Despite the provision in its acceleration clause making failure to deliver certain commodities an event of default, the note qualified as an instrument for the payment of money only, and the action was thus properly commenced by summons and notice of motion pursuant to CPLR 3213 (Kornfeld v NRX Technologies, 93 A.D.2d 772, affd 62 N.Y.2d 686).
The parol evidence rule precludes defendants from establishing that they were fraudulently induced to sign the note and that there was a subsequent failure of consideration (see, Marine Midland Bank v Thurlow, 53 N.Y.2d 381).
Plaintiff's alleged failure to disclose its intention to leave the pepper trading business cannot amount to fraudulent concealment sufficient to defeat the motion, as the parties' brief business relationship was not a confidential one creating a duty to speak (cf., Apple Records v Capitol Records, 137 A.D.2d 50, 57).
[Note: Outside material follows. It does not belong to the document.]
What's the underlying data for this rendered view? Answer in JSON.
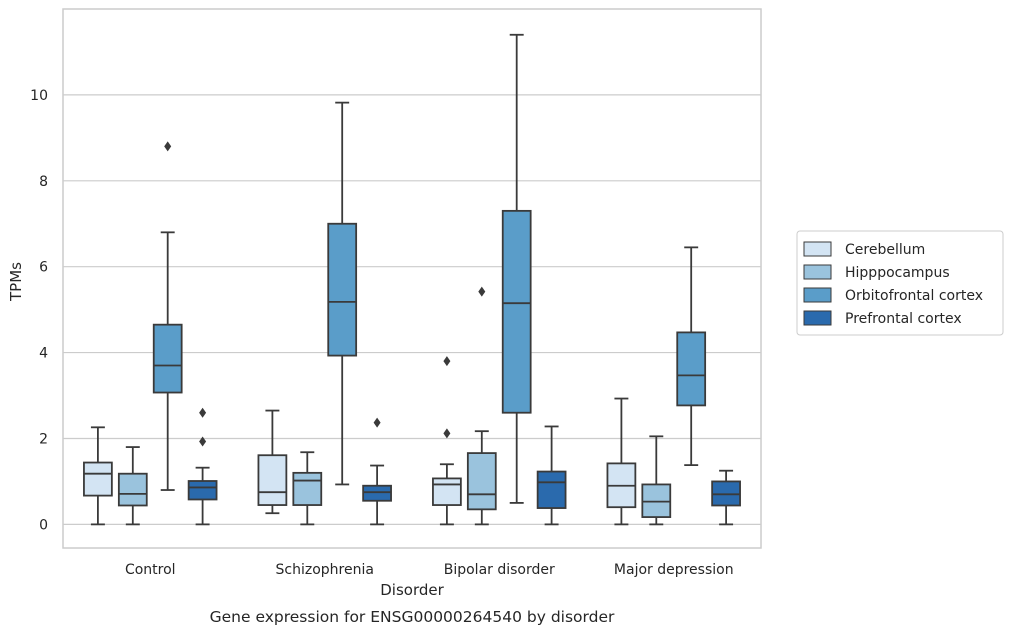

Finally, upon the primary obligor's default the individual defendant was properly held liable under the guarantee of payment clause (see, State of New York v Peerless Ins. Co., 117 A.D.2d 370, 373), which he signed in his individual capacity (see, Republic Natl. Bank v GSO Inc., 177 A.D.2d 417, 418).
Concur — Sullivan, J.P., Milonas, Wallach, Ross and Asch, JJ.